St. John’s Church
A 2017 fire destroyed Rotorua’s St John’s Church. From the outset of our engagement the challenge was to design a ‘church for the future’ based on eight key principles.
DCA’s design response was framed by the opportunity to re-think what a church building could be and how it could enable more non-Christians to feel comfortable in approaching and using the building, allowing them to experience Christianity first-hand. The design response of a modest building is visually open, engaging, and warm – with flexibility to serve the church’s community ministries. The design eschews ‘barriers’ to access which are present in many traditional Church buildings. Some of the perceived barriers of traditional church design included large grand entries, overtly religious symbolism, dark spaces, closed foyers, hidden spaces and imposing facades.
The original building was partially clad in a red clay brick cladding. In selecting a red brick for the new design, we created a link to the past while maintaining a domestic scale to honour the surrounding residential neighbours.

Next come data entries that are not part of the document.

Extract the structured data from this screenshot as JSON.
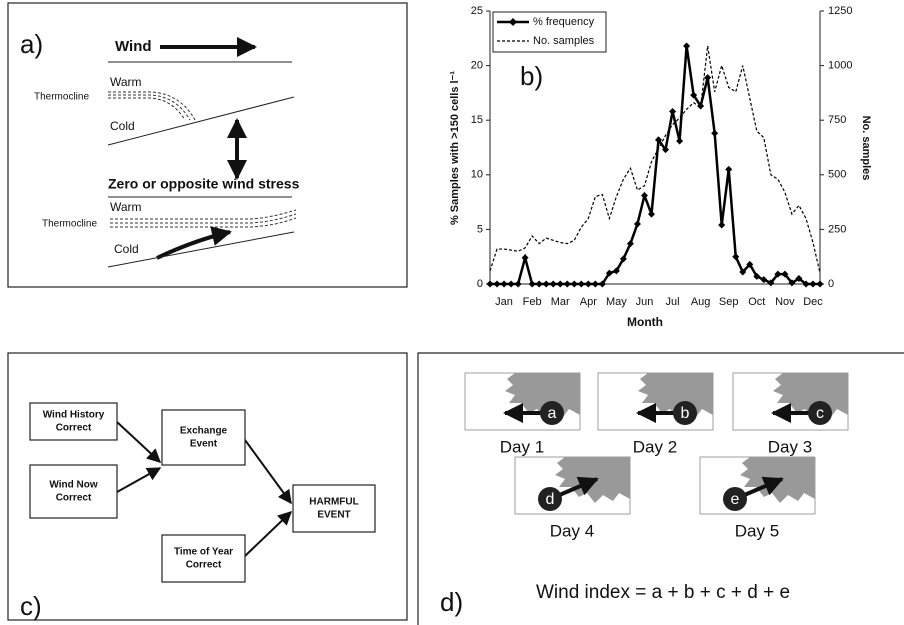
{
  "panel_a": {
    "label": "a)",
    "wind_label": "Wind",
    "upper_warm": "Warm",
    "upper_thermocline": "Thermocline",
    "upper_cold": "Cold",
    "reverse_label": "Zero or opposite wind stress",
    "lower_warm": "Warm",
    "lower_thermocline": "Thermocline",
    "lower_cold": "Cold"
  },
  "chart_data": {
    "type": "line",
    "annotation": "b)",
    "x_label": "Month",
    "y_label": "% Samples with >150 cells l⁻¹",
    "y2_label": "No. samples",
    "categories": [
      null,
      null,
      "Jan",
      null,
      null,
      null,
      "Feb",
      null,
      null,
      null,
      "Mar",
      null,
      null,
      null,
      "Apr",
      null,
      null,
      null,
      "May",
      null,
      null,
      null,
      "Jun",
      null,
      null,
      null,
      "Jul",
      null,
      null,
      null,
      "Aug",
      null,
      null,
      null,
      "Sep",
      null,
      null,
      null,
      "Oct",
      null,
      null,
      null,
      "Nov",
      null,
      null,
      null,
      "Dec",
      null
    ],
    "series": [
      {
        "name": "% frequency",
        "color": "#000000",
        "line_style": "solid",
        "marker": "diamond",
        "values": [
          0,
          0,
          0,
          0,
          0,
          2.4,
          0,
          0,
          0,
          0,
          0,
          0,
          0,
          0,
          0,
          0,
          0,
          1.0,
          1.2,
          2.3,
          3.7,
          5.5,
          8.1,
          6.4,
          13.2,
          12.3,
          15.8,
          13.1,
          21.8,
          17.3,
          16.3,
          18.9,
          13.8,
          5.4,
          10.5,
          2.5,
          1.1,
          1.8,
          0.7,
          0.4,
          0.1,
          0.9,
          0.9,
          0.1,
          0.5,
          0,
          0,
          0
        ]
      },
      {
        "name": "No. samples",
        "color": "#000000",
        "line_style": "dashed",
        "axis": "y2",
        "values": [
          60,
          160,
          160,
          155,
          150,
          165,
          220,
          185,
          210,
          200,
          190,
          185,
          200,
          260,
          300,
          400,
          410,
          300,
          400,
          480,
          530,
          430,
          450,
          560,
          620,
          680,
          730,
          760,
          800,
          830,
          810,
          1090,
          880,
          1000,
          900,
          880,
          1000,
          850,
          700,
          670,
          500,
          480,
          420,
          320,
          360,
          300,
          190,
          50
        ]
      }
    ],
    "ylim": [
      0,
      25
    ],
    "yticks": [
      0,
      5,
      10,
      15,
      20,
      25
    ],
    "y2lim": [
      0,
      1250
    ],
    "y2ticks": [
      0,
      250,
      500,
      750,
      1000,
      1250
    ],
    "legend": "upper left",
    "grid": false
  },
  "panel_c": {
    "label": "c)",
    "nodes": [
      {
        "lines": [
          "Wind History",
          "Correct"
        ]
      },
      {
        "lines": [
          "Wind Now",
          "Correct"
        ]
      },
      {
        "lines": [
          "Exchange",
          "Event"
        ]
      },
      {
        "lines": [
          "Time of Year",
          "Correct"
        ]
      },
      {
        "lines": [
          "HARMFUL",
          "EVENT"
        ]
      }
    ]
  },
  "panel_d": {
    "label": "d)",
    "days": [
      {
        "letter": "a",
        "day": "Day 1"
      },
      {
        "letter": "b",
        "day": "Day 2"
      },
      {
        "letter": "c",
        "day": "Day 3"
      },
      {
        "letter": "d",
        "day": "Day 4"
      },
      {
        "letter": "e",
        "day": "Day 5"
      }
    ],
    "formula": "Wind index = a + b + c + d + e"
  }
}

The project celebrates input from three cultural consultants and artists. June Grant provided mana whenua guidance and Māori cultural interpretation to aid in the development of the Tapatoru fritting pattern on the hub glazing and the Poutama pattern captured in the brick veneer of the exterior and in the acoustic panelling of the worship space.
Raymond Roimata designed the Rarotongan community-inspired ‘traditional tattoo’ as the glazing manifestation pattern. The pattern captures the history of the community in Rotorua and their journey to Aotearoa.
Alesio Vili designed an artwork that represented the Tokelauan community and their journey to Rotorua. The artwork was digitised and integrated into the interior timber panelling in The Hub.